Akeso Biopharma, based in Zhongshan, China, has become one of the country’s biggest breakout innovators this year. Led by co-founder and CEO Michelle Xia, the company has surged onto the international scene with drugs focused on cancer and immunology. In March, a phase 3 study published in The Lancet showed Akeso’s ivonescimab outperformed Merck’s blockbuster cancer drug Keytruda (pembrolizumab) pushing the FDA to fast-track its approval review of ivonescimab. And in April, the FDA approved Akeso’s drug candidate penpulimab-kcqx—its first approval in the U.S.—for some types of head and neck cancer, four years after it was approved in China. Just a decade ago, this kind of success was unimaginable to Xia. When she started the company with her cofounders in March 2012, there was little drug innovation in China. “We started from nothing,” she says. They built a lab, started drug discovery programs, moved products into development, manufacturing, clinical trials, and commercialization. In the past 10 years, they’ve tested dozens of candidates and brought seven drugs to market. They’re currently eyeing cancer treatment cadonilimab, first approved in China in 2022, as their next drug to expand globally.

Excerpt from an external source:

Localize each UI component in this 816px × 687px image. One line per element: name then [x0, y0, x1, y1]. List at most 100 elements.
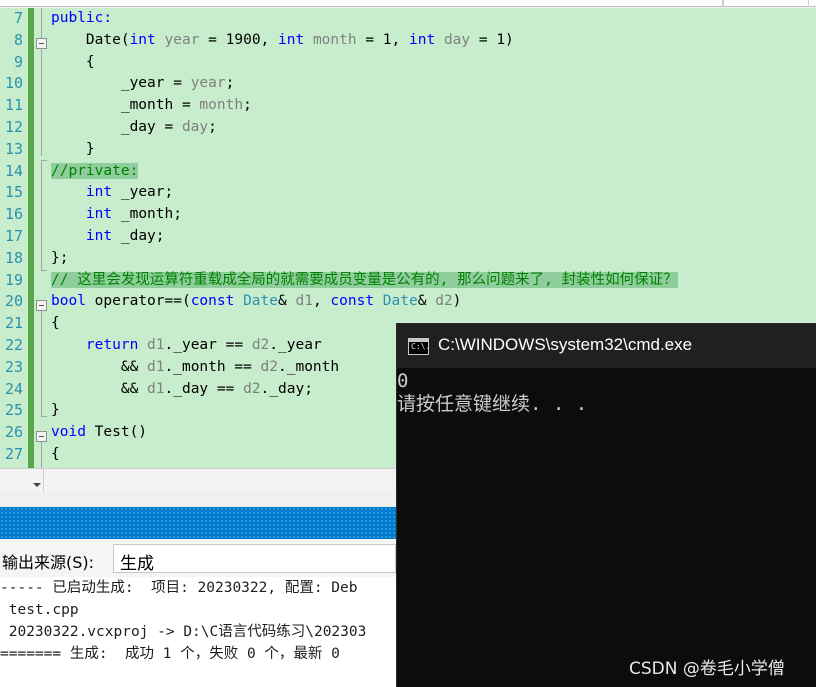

The drug significantly improved survival rates for patients with cervical cancer compared to chemotherapy alone, according to results presented at the European Society for Medical Oncology meeting in November. The company’s sudden global influence is indicative of China’s spreading power in medicine. Akeso is running several phase 3 studies to expand the approval of ivonescimab in China, but it’s also collaborating with Summit Therapeutics to bring ivonescimab to clinical trials in the U.S., Europe, and more. Despite the fraught geopolitical climate, Xia’s optimistic about a future where treatments can be exchanged between countries. For example, drugs Akeso developed in China have already accrued lots of patient data, which can shorten the development and approval timeline in the U.S.. “We can contribute innovation globally,” Xia says. “I think that's very satisfying.”